Male rats exposed to very high levels of the kind of radiation emitted by cellphones developed tumors in the tissues around their hearts, according to a draft report by U.S. government researchers on the potential health risks of the devices.
Female rats and mice exposed in the same way did not develop tumors, according to the preliminary report from the U.S. National Toxicology Program (NTP), a part of the National Institute of Environmental Health Sciences.
The findings add to years of research meant to help settle the debate over whether cellphone radiation is harmful.
Although intriguing, the findings can not be extrapolated to humans, NTP scientists and the U.S. Food and Drug Administration (FDA) said on Friday. They noted that the animal studies were meant to test extreme exposures to cell phone radiation, and that current safety limits on cellphone radiation are protective.
However, the two 10-year, $25 million studies – the most comprehensive assessments of health effects and exposure to radiofrequency radiation in rats and mice to date – do raise new questions about exposure to the ubiquitous devices.
In the studies, about 6 percent of male rats whose entire bodies were exposed to the highest level of cell phone radiation developed schwannomas – a rare type of tumor – in nerve tissue near their hearts, while there were no schwannomas in animals that were not exposed to radiation.

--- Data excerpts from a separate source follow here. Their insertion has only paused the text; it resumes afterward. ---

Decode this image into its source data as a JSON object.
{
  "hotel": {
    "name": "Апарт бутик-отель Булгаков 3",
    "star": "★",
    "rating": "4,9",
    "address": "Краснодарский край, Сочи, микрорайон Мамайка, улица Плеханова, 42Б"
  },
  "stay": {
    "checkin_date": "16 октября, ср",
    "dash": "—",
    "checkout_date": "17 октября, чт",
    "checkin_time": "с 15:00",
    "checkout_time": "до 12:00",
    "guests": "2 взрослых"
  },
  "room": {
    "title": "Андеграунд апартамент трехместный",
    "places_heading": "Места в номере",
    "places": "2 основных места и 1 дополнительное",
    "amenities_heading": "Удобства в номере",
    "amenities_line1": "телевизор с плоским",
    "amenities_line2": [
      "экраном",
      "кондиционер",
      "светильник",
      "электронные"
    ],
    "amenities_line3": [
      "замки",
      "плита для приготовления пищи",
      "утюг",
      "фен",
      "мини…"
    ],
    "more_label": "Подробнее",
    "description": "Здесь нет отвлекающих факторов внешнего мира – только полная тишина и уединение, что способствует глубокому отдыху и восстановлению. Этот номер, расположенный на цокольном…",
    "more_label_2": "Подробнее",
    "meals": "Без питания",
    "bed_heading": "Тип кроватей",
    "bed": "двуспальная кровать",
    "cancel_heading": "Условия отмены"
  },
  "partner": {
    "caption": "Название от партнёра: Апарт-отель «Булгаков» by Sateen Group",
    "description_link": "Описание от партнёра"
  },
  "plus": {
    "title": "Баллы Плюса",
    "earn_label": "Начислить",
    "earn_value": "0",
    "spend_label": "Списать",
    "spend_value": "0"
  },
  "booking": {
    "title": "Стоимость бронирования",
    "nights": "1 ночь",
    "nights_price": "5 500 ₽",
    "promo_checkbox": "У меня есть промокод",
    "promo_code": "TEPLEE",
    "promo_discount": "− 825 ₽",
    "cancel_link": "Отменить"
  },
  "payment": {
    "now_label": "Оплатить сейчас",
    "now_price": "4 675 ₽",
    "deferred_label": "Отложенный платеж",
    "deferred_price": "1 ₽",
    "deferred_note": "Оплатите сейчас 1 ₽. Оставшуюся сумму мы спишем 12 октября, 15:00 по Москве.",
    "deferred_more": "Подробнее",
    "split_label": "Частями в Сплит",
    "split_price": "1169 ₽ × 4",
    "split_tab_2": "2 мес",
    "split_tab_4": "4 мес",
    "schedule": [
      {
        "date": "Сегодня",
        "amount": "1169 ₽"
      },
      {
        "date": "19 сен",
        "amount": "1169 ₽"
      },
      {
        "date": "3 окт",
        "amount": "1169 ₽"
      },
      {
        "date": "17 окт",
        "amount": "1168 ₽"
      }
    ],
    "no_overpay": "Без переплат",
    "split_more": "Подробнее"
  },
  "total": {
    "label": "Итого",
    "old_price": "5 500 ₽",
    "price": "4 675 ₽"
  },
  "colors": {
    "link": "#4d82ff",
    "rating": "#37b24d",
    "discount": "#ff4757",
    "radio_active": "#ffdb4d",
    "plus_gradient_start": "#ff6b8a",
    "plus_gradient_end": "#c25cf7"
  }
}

“The intriguing part of this is the kind of tumors we saw were similar to tumors noted for quite some time in some epidemiological studies in heavy duty cellphone users,” John Bucher, a senior scientist with NTP, said in a telephone interview.
“Of course, these were in the nerves in the ear and next to the brain, but the tumor types were the same as we saw in the heart.”
Dr. Otis Brawley, chief medical officer of the American Cancer Society, noted that the studies were negative for common tumors.
“These draft reports are bound to create a lot of concern, but in fact they won’t change what I tell people: the evidence for an association between cellphones and cancer is weak, and so far, we have not seen a higher cancer risk in people,” he said in a statement on Twitter.
Brawley said if cellphone users are concerned about this data in animals they should wear an earpiece.
Unlike ionizing radiation such as that from gamma rays, radon and X-rays, which can break chemical bonds in the body and are known to cause cancer, radiofrequency devices such as cellphones and microwaves emit radiofrequency energy, a form of non-ionizing radiation.
The concern with this type of radiation is that it produces energy in the form of heat, and frequent exposure against the skin could alter brain cell activity, as some studies have suggested.
In the NTP study, rats and mice were exposed to higher levels of radiation for longer periods of time than what people experience with even the highest level of cellphone use, and their entire bodies were exposed all at once, according to the draft report.
Bucher said the effect likely only showed up in the male rats because they were larger, and likely absorbed more radiation than the female rats or mice.
Cellphones typically emit lower levels of radiation than maximum levels allowed, the draft report said.
Cellphone radiation quickly dissipates, so the risk, if any, would be to areas of the body in close proximity to the device emitting the radiation, Bucher said.
He said the findings are intended to help inform the design of future cell phone technologies. The study looked at only 2G and 3G frequencies, which are still commonly used for phone calls. It does not apply to 4G or 5G, which use different frequencies and modulation, he said.
NTP, a part of the National Institutes of Health, will hold an external expert review of its findings on March 26-28.
Dr. Jeffrey Shuren, head of the FDA’s radiological health division, said there is not enough evidence to say cellphone use poses health risks to people.
“Even with frequent daily use by the vast majority of adults, we have not seen an increase in events like brain tumors,” he said in a statement. “We believe the current safety limits for cellphones are acceptable for protecting the public health.”
Asked what the public should take from the study, Bucher said, “I wouldn’t change my behavior based on these studies, and I haven’t.”
Nevertheless, the findings are potentially a concern for device makers, especially the world’s three biggest smartphone sellers, Apple Inc., Korea’s Samsung Electronics Co. Ltd. and China’s Huawei Technologies.
The CTIA, the trade association representing AT&T Inc., Verizon Communications Inc., Apple Inc., Sprint Corp., DISH Network Corp, and others, said on Friday that previous studies have shown cellphone RF energy emissions have no known heath risks.
“We understand that the NTP draft reports for its mice and rat studies will be put out for comment and peer review so that their significance can be assessed,” the group said.
Samsung and Apple did not immediately respond to requests for comment.